En second lieu, sur la régularité de l’acte, il fait valoir que le ministère public se contente de d’énoncer l’absence de certaines mentions dans l’acte sans fournir de fondement légal pouvant le justifier, alors que son certificat de naissance contient toutes les informations exigées par la loi albanaise n° 8950 du 10 octobre 2002 relative à l’état-civil.
Il conteste le fait que pour être conforme, le certificat de naissance albanais doive contenir les dates et lieux de naissance des parents, ou leur âge, ainsi que les noms de l’officier d’état civil qui a dressé l’acte initial et du déclarant de la naissance.
Il se prévaut également de la production d’une copie de son passeport albanais, document officiel, attestant ainsi de sa date de naissance et établissant sa minorité lors de la déclaration de nationalité, et ce de manière flagrante, au vu de la photo apposée sur le passeport délivré le 28 août 2014.
Enfin, il fait valoir qu’il produit, une fiche familiale d’état civil délivrée le 24 mars 2023, apostillée, sur laquelle figurent les dates et lieux de naissance de ses parents, ainsi que la photo du registre sur lequel sont inscrits sa naissance et les dates de naissance de ses parents.
Il en conclut que la validité du certificat de son certificat de naissance ne peut être remise en cause et qu’en conséquence, l’acte de naissance doit faire foi au sens de l’article 47 du code civil, aucun autre acte ou pièce, donnée extérieur ou élément tiré de l’acte lui-même ne permettant d’établir que l’acte de naissance est irrégulier, falsifié, ou que les faits qui y ont été déclarés ne correspondent pas à la réalité.

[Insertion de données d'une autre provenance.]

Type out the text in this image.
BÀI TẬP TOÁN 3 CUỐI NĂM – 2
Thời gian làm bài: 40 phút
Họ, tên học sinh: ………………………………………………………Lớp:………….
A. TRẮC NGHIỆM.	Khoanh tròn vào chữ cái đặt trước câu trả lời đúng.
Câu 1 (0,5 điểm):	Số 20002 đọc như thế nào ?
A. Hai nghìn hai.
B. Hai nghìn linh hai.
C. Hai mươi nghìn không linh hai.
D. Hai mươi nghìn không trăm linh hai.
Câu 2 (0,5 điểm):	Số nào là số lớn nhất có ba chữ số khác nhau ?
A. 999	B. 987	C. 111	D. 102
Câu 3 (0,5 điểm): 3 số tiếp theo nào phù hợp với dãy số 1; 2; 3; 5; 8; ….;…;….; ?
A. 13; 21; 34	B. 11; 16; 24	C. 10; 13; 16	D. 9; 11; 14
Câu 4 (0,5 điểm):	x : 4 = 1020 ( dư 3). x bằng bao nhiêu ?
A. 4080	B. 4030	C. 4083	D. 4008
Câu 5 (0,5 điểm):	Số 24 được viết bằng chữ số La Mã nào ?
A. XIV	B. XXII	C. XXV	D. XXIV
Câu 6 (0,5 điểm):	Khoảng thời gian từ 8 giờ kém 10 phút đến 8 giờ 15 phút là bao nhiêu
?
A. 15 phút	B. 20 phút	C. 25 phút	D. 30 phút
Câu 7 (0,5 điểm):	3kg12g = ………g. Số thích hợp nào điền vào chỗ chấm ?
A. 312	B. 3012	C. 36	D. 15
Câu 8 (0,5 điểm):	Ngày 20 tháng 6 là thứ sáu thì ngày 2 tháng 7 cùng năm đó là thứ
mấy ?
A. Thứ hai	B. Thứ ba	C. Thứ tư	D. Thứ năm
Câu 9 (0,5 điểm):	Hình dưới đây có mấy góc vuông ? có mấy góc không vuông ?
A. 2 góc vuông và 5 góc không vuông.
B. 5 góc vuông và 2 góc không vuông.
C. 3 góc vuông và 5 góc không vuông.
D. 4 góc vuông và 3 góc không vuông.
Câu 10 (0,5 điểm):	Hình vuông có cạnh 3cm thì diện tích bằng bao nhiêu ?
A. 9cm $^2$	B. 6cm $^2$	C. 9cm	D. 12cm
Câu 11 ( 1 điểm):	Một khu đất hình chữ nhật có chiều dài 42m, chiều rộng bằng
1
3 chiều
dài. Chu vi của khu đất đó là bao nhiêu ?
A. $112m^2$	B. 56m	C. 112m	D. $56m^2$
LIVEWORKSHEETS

Aux termes de ses dernières conclusions notifiées par voie électronique le 13 novembre 2023, le Procureur de la République demande au tribunal de :
— constater que le récépissé prévu par l’article 1043 du code de procédure civile a été délivré,
— apprécier la situation de [U] [A] se disant né le 7 mai 2004 à [Localité 3], [Localité 5], [Localité 4] (ALBANIE) au regard de la nationalité française,
— ordonner la mention prévue par l’article 28 du code civil.
Au soutien de ses prétentions, le ministère public fait valoir que les actes d’état civil albanais sont dispensés de légalisation mais doivent être valablement apostillés pour être opposables en France conformément à l’article 6 de la Convention de La Haye du 6 octobre 1961.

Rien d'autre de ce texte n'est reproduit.